The second thread I want to pull on is that context management for these coding agent CLIs has a long way to go. In a year we’re going to look back at the age of anxiety about running compaction as some kind of fever dream. My ideas in this area aren’t particularly original and I’m sure the coding agent CLI teams are working on this currently (Codex has made significant progress on automatic context management recently), but I’ll list some low hanging fruit:
- Move media out of the context as needed - assuming we never actually want the LLM comparing 100 images at once, there’s no value in letting media pile up in the context. Just move it to disk and leave breadcrumbs.
- Move tool responses out of the context as needed - A long session can included hundreds of tool calls and the output volume can be problematic. The agent CLIs typically impose a strict token limit on the responses to help address this, which creates its own issues. Instead of playing a one-dimensional “context explosion” vs “tool response truncation” game we can add a second dimension: recency. Older tool responses have less value than more recent ones, they can be ‘moved’ out of the context to path references on disk.
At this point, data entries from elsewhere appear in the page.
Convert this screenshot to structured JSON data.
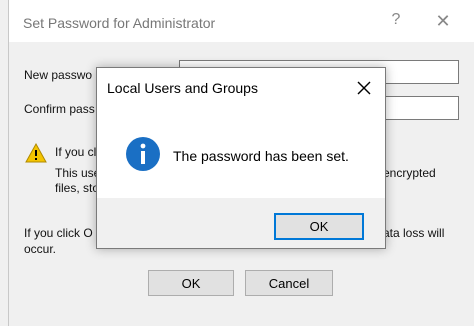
{
  "background_dialog": {
    "title": "Set Password for Administrator",
    "help_label": "?",
    "close_label": "✕",
    "new_password_label": "New passwo",
    "confirm_password_label": "Confirm pass",
    "warning_line1": "If you cl",
    "warning_line2": "This use",
    "warning_line2_right": "encrypted",
    "warning_line3": "files, sto",
    "info_line1": "If you click O",
    "info_line1_right": "ata loss will",
    "info_line2": "occur.",
    "ok_label": "OK",
    "cancel_label": "Cancel"
  },
  "message_box": {
    "title": "Local Users and Groups",
    "message": "The password has been set.",
    "ok_label": "OK"
  },
  "icons": {
    "warning": "warning-icon",
    "info": "info-icon",
    "close": "close-icon"
  },
  "colors": {
    "accent": "#0078d7",
    "info_icon": "#1a6fc4",
    "warning_icon": "#f4c400"
  }
}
In fact, partial tool responses can be kept in context while referencing the full responses on disk. This leave more room for recent tool responses to be included in the context in full, which avoids issues where the LLM is partially blind to large files and stdout streams.
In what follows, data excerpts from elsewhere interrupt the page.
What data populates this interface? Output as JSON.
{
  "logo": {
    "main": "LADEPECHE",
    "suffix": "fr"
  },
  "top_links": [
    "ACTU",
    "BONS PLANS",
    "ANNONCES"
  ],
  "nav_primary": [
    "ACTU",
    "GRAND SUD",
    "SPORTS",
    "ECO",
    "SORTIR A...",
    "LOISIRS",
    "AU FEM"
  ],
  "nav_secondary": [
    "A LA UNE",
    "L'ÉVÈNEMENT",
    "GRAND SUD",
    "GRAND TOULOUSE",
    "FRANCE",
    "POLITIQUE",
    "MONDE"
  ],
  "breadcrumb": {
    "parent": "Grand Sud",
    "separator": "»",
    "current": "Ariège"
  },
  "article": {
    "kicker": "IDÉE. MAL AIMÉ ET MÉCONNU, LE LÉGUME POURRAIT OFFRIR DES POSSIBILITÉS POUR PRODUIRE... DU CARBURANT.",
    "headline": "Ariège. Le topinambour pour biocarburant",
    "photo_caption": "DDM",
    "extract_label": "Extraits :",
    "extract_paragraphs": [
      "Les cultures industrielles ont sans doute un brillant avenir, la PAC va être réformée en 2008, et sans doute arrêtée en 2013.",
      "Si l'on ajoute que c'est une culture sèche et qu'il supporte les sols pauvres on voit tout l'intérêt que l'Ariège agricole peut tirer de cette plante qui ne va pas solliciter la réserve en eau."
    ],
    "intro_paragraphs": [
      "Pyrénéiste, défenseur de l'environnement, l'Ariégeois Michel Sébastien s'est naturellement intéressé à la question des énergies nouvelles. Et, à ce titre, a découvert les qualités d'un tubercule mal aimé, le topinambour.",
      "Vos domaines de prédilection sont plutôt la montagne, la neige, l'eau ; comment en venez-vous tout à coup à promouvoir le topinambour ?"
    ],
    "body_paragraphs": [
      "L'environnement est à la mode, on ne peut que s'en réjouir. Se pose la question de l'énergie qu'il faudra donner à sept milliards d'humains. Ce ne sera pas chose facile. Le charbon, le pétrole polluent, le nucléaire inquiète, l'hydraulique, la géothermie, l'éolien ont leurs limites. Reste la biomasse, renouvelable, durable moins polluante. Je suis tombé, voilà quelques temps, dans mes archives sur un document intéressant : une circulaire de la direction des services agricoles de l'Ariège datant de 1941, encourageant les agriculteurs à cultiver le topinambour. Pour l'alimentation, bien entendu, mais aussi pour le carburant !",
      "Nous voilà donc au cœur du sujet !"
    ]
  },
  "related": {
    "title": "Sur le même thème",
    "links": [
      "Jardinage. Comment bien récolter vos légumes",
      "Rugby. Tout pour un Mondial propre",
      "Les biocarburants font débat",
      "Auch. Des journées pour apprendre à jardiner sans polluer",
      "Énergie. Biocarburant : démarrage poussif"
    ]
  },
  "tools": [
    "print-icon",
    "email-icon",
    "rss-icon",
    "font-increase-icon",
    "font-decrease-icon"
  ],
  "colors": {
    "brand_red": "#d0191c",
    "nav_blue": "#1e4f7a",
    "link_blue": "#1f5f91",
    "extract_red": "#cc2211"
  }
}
- Per-message compaction - User messages are almost never going to be a significant factor in context consumption, and user messages should always be considered them most valuable type of context anyway. We should not compact across messages and simply compact large assistant turns.
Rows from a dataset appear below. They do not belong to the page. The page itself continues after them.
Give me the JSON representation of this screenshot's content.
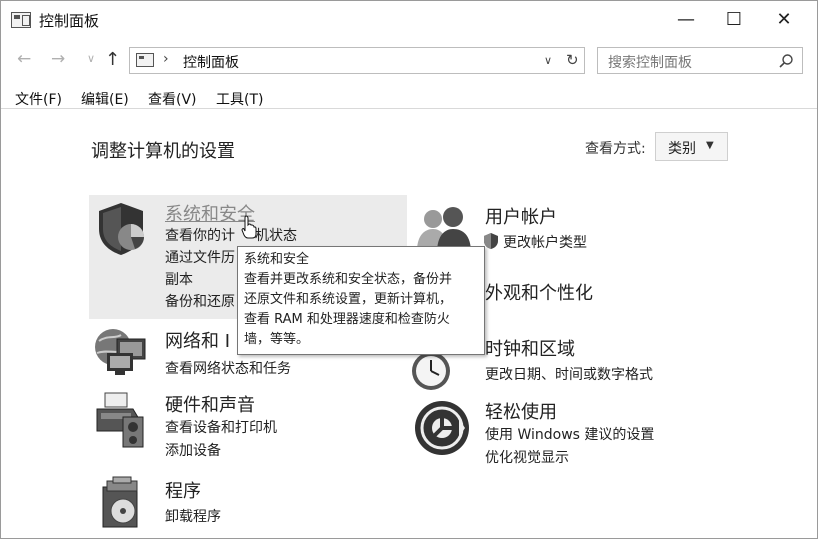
{
  "window": {
    "title": "控制面板",
    "minimize": "—",
    "maximize": "☐",
    "close": "✕"
  },
  "nav": {
    "back": "←",
    "forward": "→",
    "recent": "∨",
    "up": "↑",
    "refresh": "↻",
    "dropdown": "∨"
  },
  "address": {
    "separator": "›",
    "path": "控制面板"
  },
  "search": {
    "placeholder": "搜索控制面板"
  },
  "menu": [
    "文件(F)",
    "编辑(E)",
    "查看(V)",
    "工具(T)"
  ],
  "page": {
    "heading": "调整计算机的设置",
    "view_label": "查看方式:",
    "view_value": "类别",
    "view_arrow": "▼"
  },
  "categories": {
    "system": {
      "title": "系统和安全",
      "links": [
        "查看你的计",
        "机状态",
        "通过文件历",
        "副本",
        "备份和还原"
      ]
    },
    "network": {
      "title": "网络和 I",
      "links": [
        "查看网络状态和任务"
      ]
    },
    "hardware": {
      "title": "硬件和声音",
      "links": [
        "查看设备和打印机",
        "添加设备"
      ]
    },
    "programs": {
      "title": "程序",
      "links": [
        "卸载程序"
      ]
    },
    "users": {
      "title": "用户帐户",
      "links": [
        "更改帐户类型"
      ]
    },
    "appearance": {
      "title": "外观和个性化"
    },
    "clock": {
      "title": "时钟和区域",
      "links": [
        "更改日期、时间或数字格式"
      ]
    },
    "ease": {
      "title": "轻松使用",
      "links": [
        "使用 Windows 建议的设置",
        "优化视觉显示"
      ]
    }
  },
  "tooltip": {
    "lines": [
      "系统和安全",
      "查看并更改系统和安全状态，备份并",
      "还原文件和系统设置，更新计算机，",
      "查看 RAM 和处理器速度和检查防火",
      "墙，等等。"
    ]
  },
  "icons": [
    "control-panel-icon",
    "shield-icon",
    "network-icon",
    "printer-icon",
    "programs-icon",
    "users-icon",
    "uac-shield-icon",
    "clock-icon",
    "ease-of-access-icon",
    "search-icon",
    "hand-cursor-icon"
  ]
}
A universal scoring system could be designed across all three of these, taking into account recency and token use to identify the best candidates for moving to disk and/or compaction. Then just go down the list until the context is within the soft limit.
Ultimately I think a typical ’long’ assistant turn will look something like this after compaction:
You're absolutely right, woozles DO need to be paired with heffalumps whenever possible! This time I will...
# Response truncated - summary:
<summary of assistant turn>
# Highlighted tool calls
[tool call 1]
ls -l src/
[tool call 1 partial result]
main.py
foo/
bar/
[results truncated, see ~/.claude/session-env/<...>/tool-results/<...>]
<...>
There’s also some less-low-hanging fruit in this space - lots of context gets wasted on dead ends and mistakes.
In the small scale, commonly the LLM will make a bad guess at a directory structure or the arguments to a command. Once it figures it out there’s no point keeping the failures hanging around in the context forever, it has working examples now.
On a bigger scale, the coding agent and/or the user may go down dead end paths for some time before correcting direction. It will be important to keep some kind of summary of failures, .e.g <Spent 20 minutes on this approach before realizing it's equivalent to the halting problem, don't do this> but retaining the blow-by-blow nonsense just confuses the LLM.
These could probably be addressed with acceptable accuracy using LLM-as-judge mechanics, though the frequency/granularity for running it would be a challenge to dial-in.